Karena itu, Muhadar menilai, dalam menjawab motif dibaliknya, siapapun akan jatuh pada dua sangkaan; Bisa saja diarahkan oleh orang lain atau justru tidak ada.
Oleh sebabnya, masyarakat kata Muhadar, berharap kasus demikian dapat terungkap dan terang ke tengah publik.
“Saya yakin, dengan kekuatan inteljennya [BIN, TNI, dan Polri] mereka bisa mengungkap kasus ini. Bagi intelijen mengungkap kasus seperti ini tidak sulit
Sementara itu, menurut keterangan seorang saksi, Anni (29), mulanya pelaku dan dirinya sempat terlibat perbincangan, sebelum insiden pelemparan terhadap kediaman Sanusi Baco terjadi.
Pelaku kata Anni, menyuruh dirinya untuk memanggil Sanusi Baco untuk bertemu dengan pelaku.
“Suruh keluar Pak Kiai [Sanusi Baco] karena gara-gara dia saya rusak,” kata Anni dalam keterangan BAP Polsek Rappocini, Senin (11/2/2019).

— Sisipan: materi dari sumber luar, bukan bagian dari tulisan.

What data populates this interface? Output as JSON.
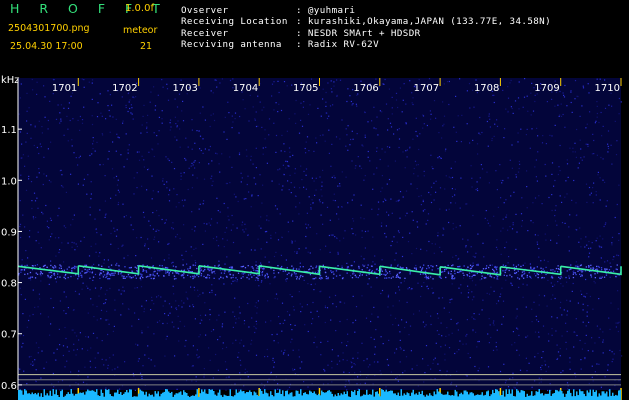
{
  "header": {
    "app_title": "H R O F F T",
    "version": "1.0.0f",
    "filename": "2504301700.png",
    "datetime": "25.04.30 17:00",
    "counter_label": "meteor",
    "counter_value": "21",
    "info_keys": [
      "Ovserver",
      "Receiving Location",
      "Receiver",
      "Recviving antenna"
    ],
    "info_values": [
      ": @yuhmari",
      ": kurashiki,Okayama,JAPAN (133.77E, 34.58N)",
      ": NESDR SMArt + HDSDR",
      ": Radix RV-62V"
    ],
    "colors": {
      "title": "#33e07a",
      "text": "#ffd000",
      "labels": "#ffffff",
      "trace": "#3af0a8",
      "background": "#000000"
    }
  },
  "chart_data": {
    "type": "heatmap",
    "title": "",
    "xlabel": "",
    "ylabel": "kHz",
    "x_ticks": [
      "1701",
      "1702",
      "1703",
      "1704",
      "1705",
      "1706",
      "1707",
      "1708",
      "1709",
      "1710"
    ],
    "y_ticks": [
      "1.1",
      "1.0",
      "0.9",
      "0.8",
      "0.7",
      "0.6"
    ],
    "y_range": [
      0.59,
      1.2
    ],
    "x_range_minutes": [
      1700,
      1710
    ],
    "signal_trace_khz": [
      {
        "x": 1700.0,
        "y": 0.822
      },
      {
        "x": 1701.0,
        "y": 0.823
      },
      {
        "x": 1702.0,
        "y": 0.823
      },
      {
        "x": 1703.0,
        "y": 0.823
      },
      {
        "x": 1704.0,
        "y": 0.823
      },
      {
        "x": 1705.0,
        "y": 0.822
      },
      {
        "x": 1706.0,
        "y": 0.822
      },
      {
        "x": 1707.0,
        "y": 0.821
      },
      {
        "x": 1708.0,
        "y": 0.821
      },
      {
        "x": 1709.0,
        "y": 0.822
      },
      {
        "x": 1710.0,
        "y": 0.822
      }
    ],
    "reference_lines_khz": [
      0.62,
      0.61,
      0.6
    ],
    "grid": false
  }
}
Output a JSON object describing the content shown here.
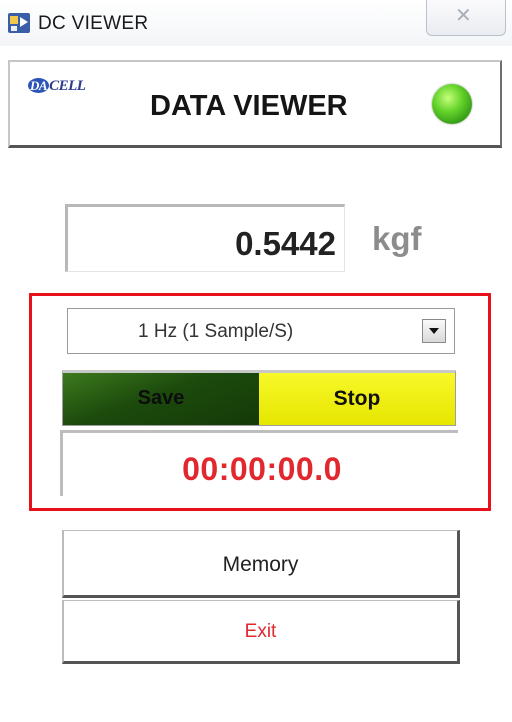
{
  "window": {
    "title": "DC VIEWER",
    "close_glyph": "✕",
    "app_icon": "dc-viewer-app-icon"
  },
  "header": {
    "logo_text": "CELL",
    "logo_mark": "DA",
    "title": "DATA VIEWER",
    "status_led_color": "#4ccf1e"
  },
  "measurement": {
    "value": "0.5442",
    "unit": "kgf"
  },
  "controls": {
    "sample_rate": "1 Hz (1 Sample/S)",
    "save_label": "Save",
    "stop_label": "Stop",
    "timer": "00:00:00.0"
  },
  "actions": {
    "memory_label": "Memory",
    "exit_label": "Exit"
  },
  "colors": {
    "highlight": "#e8101a",
    "timer": "#e0282e",
    "save_button": "#1c4a0c",
    "stop_button": "#f0f014",
    "exit_text": "#e0282e"
  }
}
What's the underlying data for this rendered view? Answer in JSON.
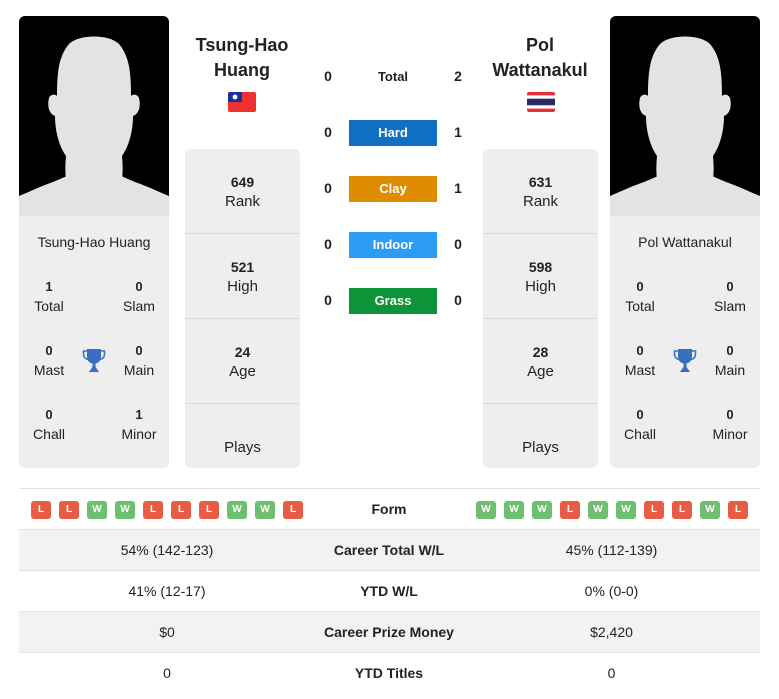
{
  "players": [
    {
      "name_line1": "Tsung-Hao",
      "name_line2": "Huang",
      "full_name": "Tsung-Hao Huang",
      "flag": "taiwan-flag",
      "stats": {
        "rank": "649",
        "rank_label": "Rank",
        "high": "521",
        "high_label": "High",
        "age": "24",
        "age_label": "Age",
        "plays_label": "Plays"
      },
      "titles": {
        "total": "1",
        "total_label": "Total",
        "slam": "0",
        "slam_label": "Slam",
        "mast": "0",
        "mast_label": "Mast",
        "main": "0",
        "main_label": "Main",
        "chall": "0",
        "chall_label": "Chall",
        "minor": "1",
        "minor_label": "Minor"
      },
      "form": [
        "L",
        "L",
        "W",
        "W",
        "L",
        "L",
        "L",
        "W",
        "W",
        "L"
      ]
    },
    {
      "name_line1": "Pol",
      "name_line2": "Wattanakul",
      "full_name": "Pol Wattanakul",
      "flag": "thailand-flag",
      "stats": {
        "rank": "631",
        "rank_label": "Rank",
        "high": "598",
        "high_label": "High",
        "age": "28",
        "age_label": "Age",
        "plays_label": "Plays"
      },
      "titles": {
        "total": "0",
        "total_label": "Total",
        "slam": "0",
        "slam_label": "Slam",
        "mast": "0",
        "mast_label": "Mast",
        "main": "0",
        "main_label": "Main",
        "chall": "0",
        "chall_label": "Chall",
        "minor": "0",
        "minor_label": "Minor"
      },
      "form": [
        "W",
        "W",
        "W",
        "L",
        "W",
        "W",
        "L",
        "L",
        "W",
        "L"
      ]
    }
  ],
  "h2h": [
    {
      "label": "Total",
      "a": "0",
      "b": "2",
      "color": null
    },
    {
      "label": "Hard",
      "a": "0",
      "b": "1",
      "color": "#0e6fc4"
    },
    {
      "label": "Clay",
      "a": "0",
      "b": "1",
      "color": "#de8c00"
    },
    {
      "label": "Indoor",
      "a": "0",
      "b": "0",
      "color": "#2d9cf7"
    },
    {
      "label": "Grass",
      "a": "0",
      "b": "0",
      "color": "#0d9439"
    }
  ],
  "comparison": {
    "form_label": "Form",
    "rows": [
      {
        "label": "Career Total W/L",
        "a": "54% (142-123)",
        "b": "45% (112-139)"
      },
      {
        "label": "YTD W/L",
        "a": "41% (12-17)",
        "b": "0% (0-0)"
      },
      {
        "label": "Career Prize Money",
        "a": "$0",
        "b": "$2,420"
      },
      {
        "label": "YTD Titles",
        "a": "0",
        "b": "0"
      }
    ]
  },
  "colors": {
    "win": "#6fbf73",
    "loss": "#e85c45",
    "trophy": "#3a6fc0"
  }
}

Setelah melakukan rangkaian pemeriksaan, kata Dedy, pelaku diduga kuat memang mengalami gangguan mental. Hal ini dibuktikan dengan keterangan keluarga pelaku.
“Orang tuanya bilang; “pak orang baru keluar dari rumah sakit khusus daerah [RSJ Dadi] itu”,” ujar Dedy.
Keterangan keluarganya, kata Dedy, pelaku baru saja melalui perawatan khusus di RSJ Dadi. Namun demi proses lebih lanjut, pelaku tetap diamankan ke Mako Polsek Rappocini.
“Yang jelas, sumber keluarga mengatakan bahwa betul, pernah dirawat di RSJ, baru 2 minggu ini dia keluar, mungkin kambuh lagi,” Dedy menandaskan.